Tom Clancys Ghost Recon review

The Ghost Recon moniker is a noble pedigree for a game to have, but Tom Clancy has been known to attach his name to complete garbage from time to time. So when we first approached Ghost Recon for the Wii, we were understandably skeptical. On one hand, we have the opportunity to play as Ghosts from the Tom Clancy world, which are some of the most over-the-top-super-action-hero types this side of Governor Schwarzenegger. On the other hand, there’s the Wii. The Wii has been known to render otherwise great franchises into pure mediocrity.

The first thing you have to know is that this isn’t your traditional Ghost Recon game. Gone are the days of epic FPS action - instead, you’re going to be playing a cover-based rail shooter, similar to Time Crisis. There’s nothing wrong with the rail shooter formula, especially on the Wii. Rail shooting with motion controls! When done well, it’s two great tastes that taste great together. Such is not the case here. There are a variety of ways this game fails and few where it succeeds. Let’s start with the bad stuff.

The hit detection is crap, for one. There are going to be a lot of times in this game where you find yourself asking why an enemy soldier didn’t die when you shot him in the head. It’s because the game decided you actually just shot him in the neck, which is an apparently non-fatal wound. Suck on that, medical science. The reticule on your weapons is very, very small - which we understand. A bullet is a small object. But the hit-boxes are absolutely teeny, with no grace area, meaning you’re going to have to get a tripod set up on your Wii Remote if you want to headshot with any consistency. Or just hold on the trigger until you get lucky enough to have a bullet or two peg someone. The longer you stay out of cover and shoot, the more damage you take, and if one of the characters dies, you both have to restart from your last checkpoint. And you will die. A lot.


Above: Misery loves company

This game doesn’t run by a standard “shoot accurately and then duck” model, like Time crisis. In that sort of situation, your success is skill-based. The game hinges on memory and luck. Often times, you’re going to come across a group of enemies who fire in such an order that you only have one real sequence of moves you can make or else get perforated by about twenty pounds of lead. If you shoot soldier B instead of soldier A first, soldier A is going to huck a grenade right into your beanbags, and if you shoot soldier B instead of soldier C after that, you’re going to be catching shotgun slugs with your teeth. It’s impossible to tell the proper order beforehand, so unless you’re lucky enough to guess who needs to die first, you’re basically playing by trial and error. This isn’t going to happen in every zone, but it happens often enough that you’re going to lose a lot of your precious time restarting at the last checkpoint. Playing with a friend only compounds the frustration in the room, as you have two people yelling instead of one.

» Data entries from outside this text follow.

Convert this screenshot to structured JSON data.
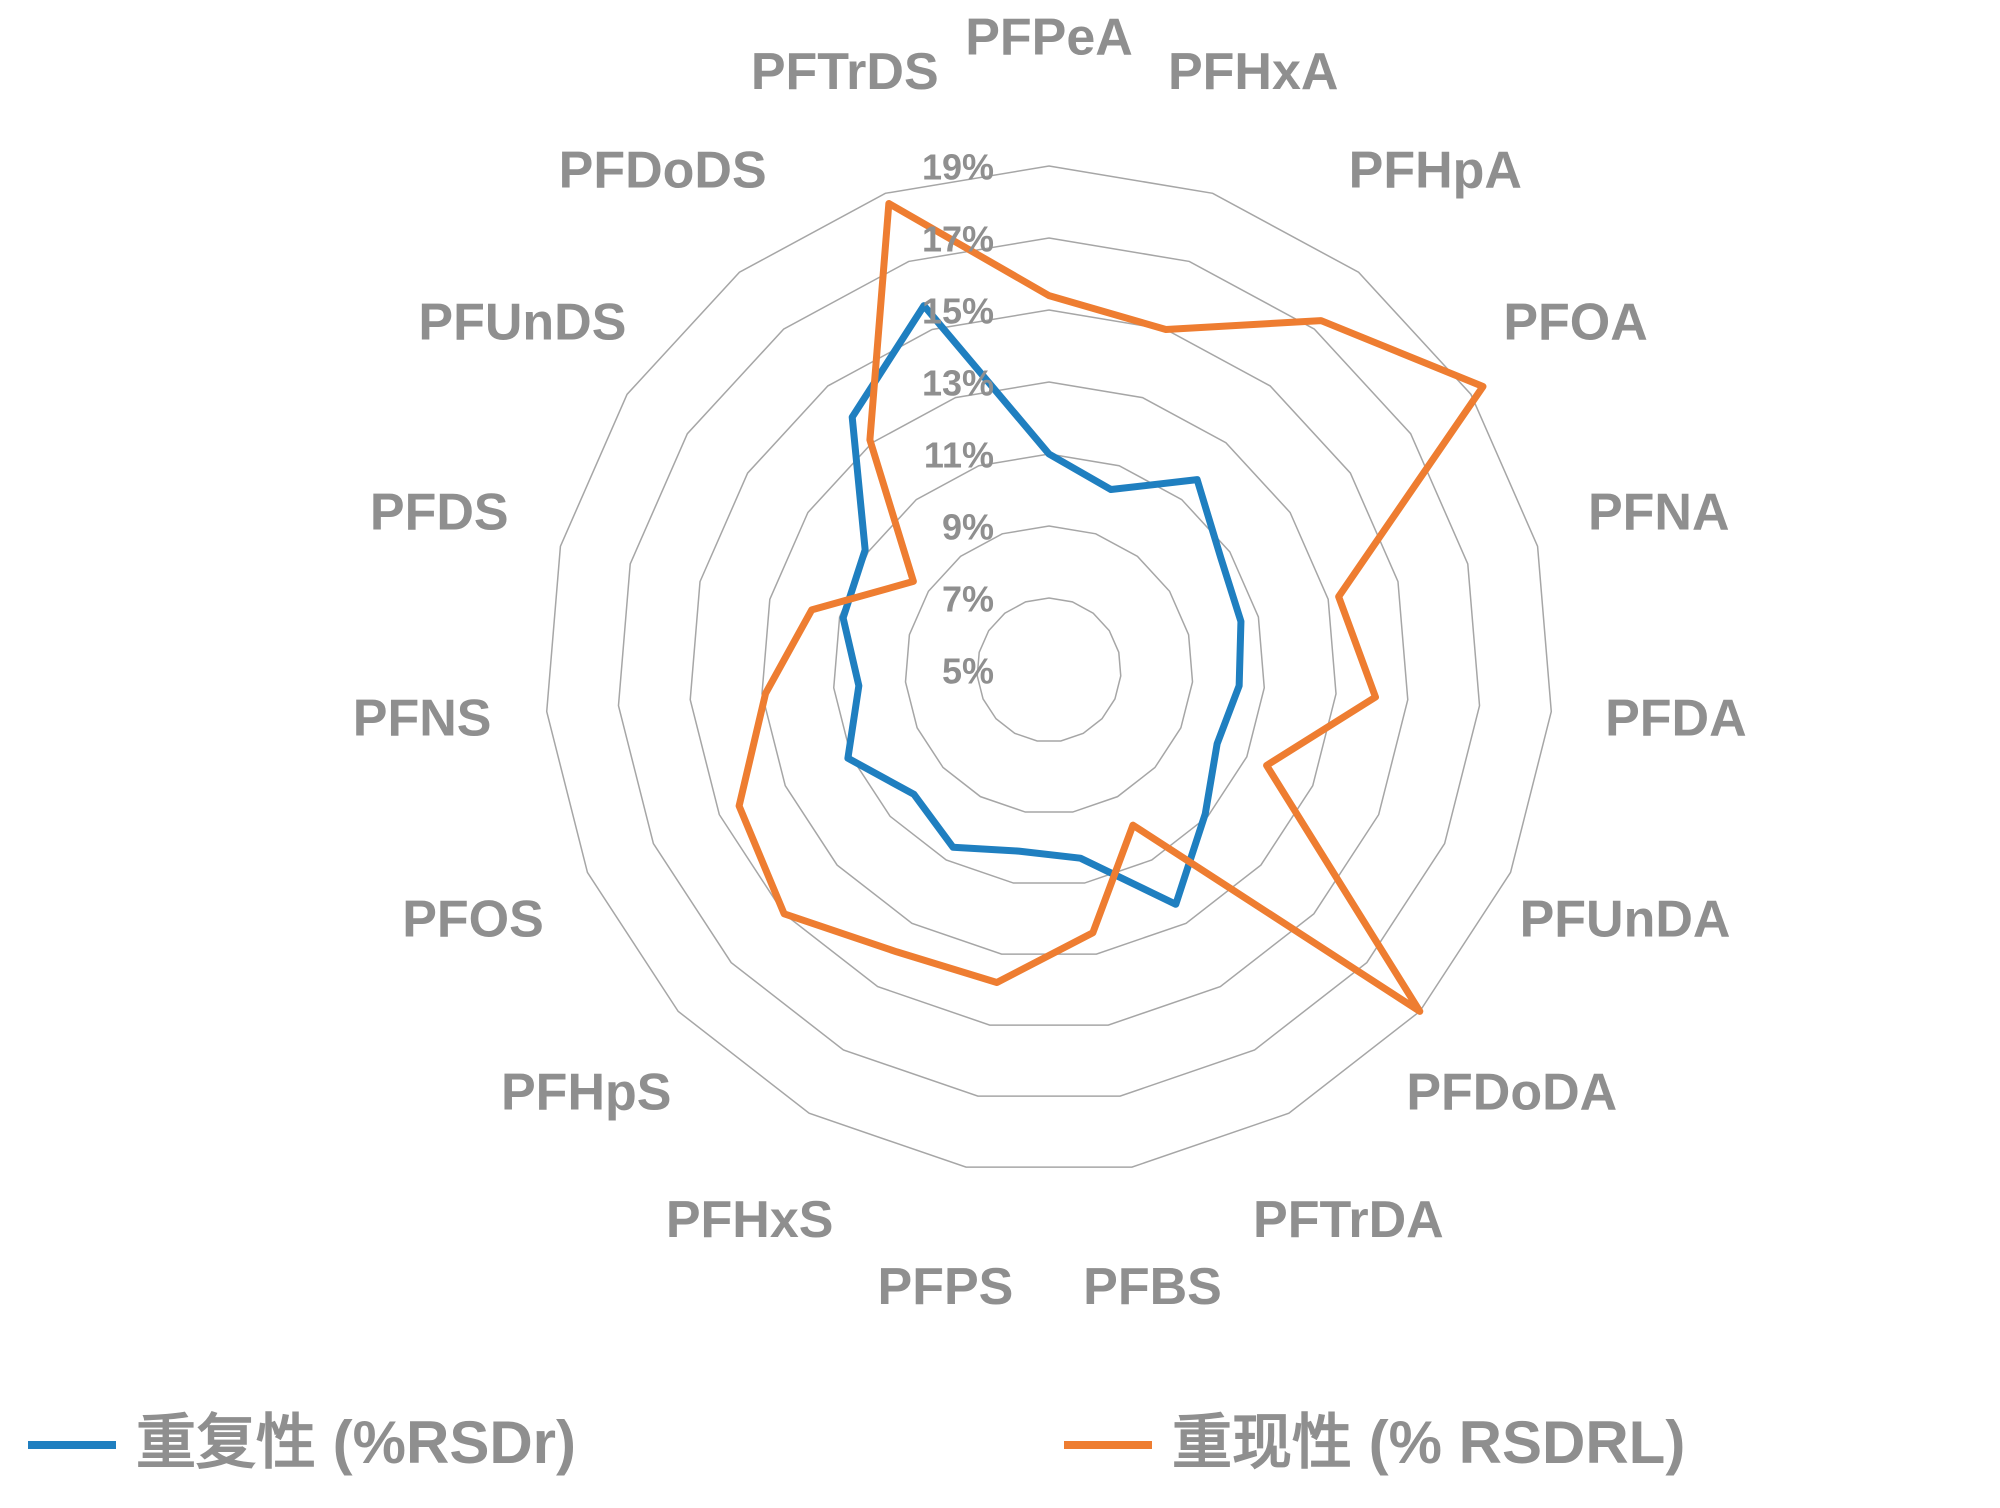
{
  "chart_data": {
    "type": "radar",
    "categories": [
      "PFPeA",
      "PFHxA",
      "PFHpA",
      "PFOA",
      "PFNA",
      "PFDA",
      "PFUnDA",
      "PFDoDA",
      "PFTrDA",
      "PFBS",
      "PFPS",
      "PFHxS",
      "PFHpS",
      "PFOS",
      "PFNS",
      "PFDS",
      "PFUnDS",
      "PFDoDS",
      "PFTrDS"
    ],
    "series": [
      {
        "name": "重复性 (%RSDr)",
        "color": "#1f7fc0",
        "values": [
          11.0,
          10.3,
          11.7,
          10.7,
          10.5,
          10.3,
          10.1,
          10.9,
          12.4,
          10.3,
          10.1,
          10.6,
          10.1,
          11.1,
          10.3,
          10.9,
          11.1,
          13.9,
          15.7
        ]
      },
      {
        "name": "重现性 (% RSDRL)",
        "color": "#ee7d31",
        "values": [
          15.4,
          15.0,
          17.3,
          19.4,
          13.3,
          14.1,
          11.6,
          19.0,
          9.9,
          12.4,
          13.8,
          13.9,
          15.0,
          14.4,
          12.9,
          11.8,
          9.5,
          13.1,
          18.7
        ]
      }
    ],
    "ylim": [
      5,
      19
    ],
    "yticks": [
      {
        "value": 5,
        "label": "5%"
      },
      {
        "value": 7,
        "label": "7%"
      },
      {
        "value": 9,
        "label": "9%"
      },
      {
        "value": 11,
        "label": "11%"
      },
      {
        "value": 13,
        "label": "13%"
      },
      {
        "value": 15,
        "label": "15%"
      },
      {
        "value": 17,
        "label": "17%"
      },
      {
        "value": 19,
        "label": "19%"
      }
    ],
    "grid": true,
    "legend": "bottom"
  }
}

Using the Wii Zapper does tend to improve your accuracy a bit, but it suffers from the same problem every Wii Zapper game does, in which the peripheral required is clunky, unintuitive, and allows for no button customization.

The arcade mode is tacked on. It’s portions of the campaign copied verbatim except now you get points based on how many enemies you kill. This mode has one advantage, in that if you die, you just respawn right where you fell. It negatively impacts your score, but the only purpose of the score is to upload it to the online leaderboards, which aside from being really lame is also the only online functionality the game offers.

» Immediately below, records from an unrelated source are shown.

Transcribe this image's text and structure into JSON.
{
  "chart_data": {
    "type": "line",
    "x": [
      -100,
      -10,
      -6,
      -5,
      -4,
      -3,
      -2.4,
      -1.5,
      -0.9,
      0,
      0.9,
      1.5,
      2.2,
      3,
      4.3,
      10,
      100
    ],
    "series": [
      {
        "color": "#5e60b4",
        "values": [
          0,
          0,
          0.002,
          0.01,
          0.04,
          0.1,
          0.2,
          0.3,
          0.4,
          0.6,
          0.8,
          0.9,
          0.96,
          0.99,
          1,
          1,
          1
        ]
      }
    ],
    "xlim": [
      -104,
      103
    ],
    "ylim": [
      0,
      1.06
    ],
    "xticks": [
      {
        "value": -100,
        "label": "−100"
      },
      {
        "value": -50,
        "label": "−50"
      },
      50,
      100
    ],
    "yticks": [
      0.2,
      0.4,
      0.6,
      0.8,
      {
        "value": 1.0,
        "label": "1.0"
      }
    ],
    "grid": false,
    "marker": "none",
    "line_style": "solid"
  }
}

Ghost Recon also happens to look like a PS2 game. Not a newer one, either. The graphics are roughly comparable to Timesplitters, or the first SOCOM. It doesn’t even look good for a Wii game. The texturing is bland and rough-looking throughout, and the facial animation is so terrible it would make a botox-riddled cow seem expressive by comparison. The scenes in which we see any faces are mercifully short, however, before your characters once again don their ski-masks, which everyone is now apparently required to wear in Russia.


Above: It really does look this bad

Despite all of our gripes, there are moments in this game that are pretty neat. Controlling the Gatling gun on a heavily armored assault drone while your partner controls the rocket launcher on that same drone? Awesome. Sneaking side-by-side with silenced pistols to headshot a group of enemies before they can raise an alarm? Righteous. But these moments are too few and too far between. You have to put up with hours of hum-drum cover shooting, terrible voice-acting and infuriating, almost endless deaths and restarts to get to anything worth playing. If you’re really craving a cover-based shooter, take the fifty bucks this game would cost you, head to the arcade, and play some Time Crisis, or Ghost Squad. There’s no good reason to have this game in your home.